Carmichael took over as CEO last November, succeeding Kevin Kabat. Before taking the helm, he served for three years as president, and had also held the title of chief operating officer since 2006.
His path to the C-Suite has been nontraditional. Before joining Fifth Third in 2003, he spent nearly two decades working in technology, and held senior-level roles at General Electric.
"He brings interesting background," said Chris Wolfe, an analyst from Fitch Ratings, noting that Carmichael's familiarity with large-scale technology projects may give him an edge over some of his competitors. "When we think about where banking is headed, [technology] becomes increasingly a part of it"
In his first 12 months as CEO, Fifth Third has faced pressure from analysts to scale back on expenses, as the company — like many regional lenders — faces pressure from low rates. The $143 billion-asset company has ramped up spending on technology, investing in new systems to make faster lending decisions.
During the third quarter, expenses rose 3%, to $973 million, mostly from a jump in tech spending.
Carmichael has steadily scaled back his expense forecasts throughout the year, due to what he described as "creative" contract negotiations. But he has refused to scale back tech spending, arguing that making big investments now will ultimately help the company take out costs down the road.
"We have to make investments to support the change in the way our customers want to bank," Carmichael said, adding that he feels "very comfortable" boosting expenses, despite the pressure on revenue.
There have been other challenges, as well. This summer Fifth Third received a downgrade in its Community Reinvestment Act rating to "needs to improve." The downgrade restricts its ability to buy banks.
Carmichael said Fifth Third isn't currently in the market for a bank deal anyway. Instead, he wants the company to focus on increasing shareholder returns and boosting its stock price.
"We want to get our currency trading at a higher premium before we make those types of acquisitions," he said. "But we fully expect they'll be in our future at some point." Also, Fifth Third is not restricted from buying portfolios or nonbanks.
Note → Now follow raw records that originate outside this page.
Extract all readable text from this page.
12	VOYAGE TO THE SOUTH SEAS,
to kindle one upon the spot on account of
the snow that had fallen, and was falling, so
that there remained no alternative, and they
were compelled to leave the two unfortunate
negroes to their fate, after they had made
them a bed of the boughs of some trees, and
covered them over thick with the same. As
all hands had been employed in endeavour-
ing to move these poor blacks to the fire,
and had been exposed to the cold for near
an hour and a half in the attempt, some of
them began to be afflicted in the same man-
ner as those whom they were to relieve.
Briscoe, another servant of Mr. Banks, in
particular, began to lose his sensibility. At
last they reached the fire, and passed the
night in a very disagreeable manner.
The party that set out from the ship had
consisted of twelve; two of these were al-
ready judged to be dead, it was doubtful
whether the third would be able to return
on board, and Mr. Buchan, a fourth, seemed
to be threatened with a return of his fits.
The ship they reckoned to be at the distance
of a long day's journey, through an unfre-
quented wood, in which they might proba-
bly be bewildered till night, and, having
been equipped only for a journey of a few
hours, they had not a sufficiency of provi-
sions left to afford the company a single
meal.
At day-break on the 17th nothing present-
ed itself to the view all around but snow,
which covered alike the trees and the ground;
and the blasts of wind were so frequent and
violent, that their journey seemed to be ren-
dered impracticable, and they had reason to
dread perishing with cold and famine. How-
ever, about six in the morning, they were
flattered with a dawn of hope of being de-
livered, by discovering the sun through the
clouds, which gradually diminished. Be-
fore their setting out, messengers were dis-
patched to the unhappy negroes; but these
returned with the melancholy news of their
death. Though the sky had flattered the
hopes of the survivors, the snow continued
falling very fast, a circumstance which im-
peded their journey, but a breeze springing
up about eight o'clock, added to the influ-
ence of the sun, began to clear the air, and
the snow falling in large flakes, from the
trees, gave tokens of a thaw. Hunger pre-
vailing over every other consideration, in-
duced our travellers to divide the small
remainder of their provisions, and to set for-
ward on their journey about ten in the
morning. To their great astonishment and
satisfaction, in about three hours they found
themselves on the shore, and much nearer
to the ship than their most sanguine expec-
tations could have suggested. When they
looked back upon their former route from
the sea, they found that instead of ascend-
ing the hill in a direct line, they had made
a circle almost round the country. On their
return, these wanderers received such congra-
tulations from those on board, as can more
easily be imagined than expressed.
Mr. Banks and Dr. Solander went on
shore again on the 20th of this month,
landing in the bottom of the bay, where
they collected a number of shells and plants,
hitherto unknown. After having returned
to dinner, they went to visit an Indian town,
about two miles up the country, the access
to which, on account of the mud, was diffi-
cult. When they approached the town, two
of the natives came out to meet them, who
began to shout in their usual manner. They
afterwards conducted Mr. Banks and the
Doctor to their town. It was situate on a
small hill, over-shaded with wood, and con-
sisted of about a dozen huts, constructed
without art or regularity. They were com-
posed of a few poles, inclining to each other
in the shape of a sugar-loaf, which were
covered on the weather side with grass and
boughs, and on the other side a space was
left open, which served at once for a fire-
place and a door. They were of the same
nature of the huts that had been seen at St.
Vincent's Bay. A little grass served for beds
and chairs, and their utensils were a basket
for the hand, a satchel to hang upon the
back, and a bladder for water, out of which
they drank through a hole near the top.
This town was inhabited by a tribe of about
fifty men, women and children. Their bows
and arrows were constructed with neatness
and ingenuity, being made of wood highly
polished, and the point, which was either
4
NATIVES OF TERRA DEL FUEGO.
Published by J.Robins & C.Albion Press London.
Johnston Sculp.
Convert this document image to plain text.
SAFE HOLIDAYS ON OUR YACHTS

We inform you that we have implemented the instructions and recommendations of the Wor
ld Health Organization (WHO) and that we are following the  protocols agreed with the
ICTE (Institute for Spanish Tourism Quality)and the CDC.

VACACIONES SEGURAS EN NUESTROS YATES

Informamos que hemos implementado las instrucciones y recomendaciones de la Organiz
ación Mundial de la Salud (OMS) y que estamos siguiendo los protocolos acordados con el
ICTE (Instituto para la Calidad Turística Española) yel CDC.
Fifth Third also attracted a slew of media attention this summer, after the company fired Heather Russell, its chief legal officer. A report in The Wall Street Journal later revealed that Russell was terminated for having a personal relationship with Timothy Mayopoulos, chief executive of Fannie Mae. She was recently hired as an attorney at the law firm BuckleySandler.
"Any time you have a situation like that, in a very visible position of that nature, it creates speculation," Carmichael said. He said he has "absolutely" no regrets about how it was handled, and wasn't surprised by the media attention.
"It's interesting news for people — not for me, but for other people," he said.
Looking back on his first year, Carmichael said he is proud of the team he has put in place.
Fifth Third last year hired Lars Anderson, a former Comerica executive, as its chief operating officer. Tim Spence also joined as chief strategy officer from Oliver Wyman.
Carmichael also said he is proud of the profitability plan that he recently unveiled, branded as "Project North Star."
The multiyear initiative outlines a plan to boost profitability through a mix of lower costs and higher consumer lending.
Carmichael said that announcing financial targets through a splashy, branded plan isn't typically his style. But as a new CEO in the industry, it gave him a way to communicate his plans for the company to analysts, investors and employees.
"You have a new CEO stepping into the chair and the whole organization and the external constituents want to understand what I'm about and where we're going," he said. "'Where are you taking the bank? Where are you taking the bank?'"
A number of Carmichaels peers, such as U.S. Bancorp CEO Richard Davis, have eschewed grand plans for trimming expenses. Carmichael said that down the line, when he is better known in the industry, he may follow their lead.
"You know, if I had been the CEO for 10 years, and was just taking on an expense program, I wouldn't be out there talking to the investment community about a Project North Star," he said. "I would just be doing it."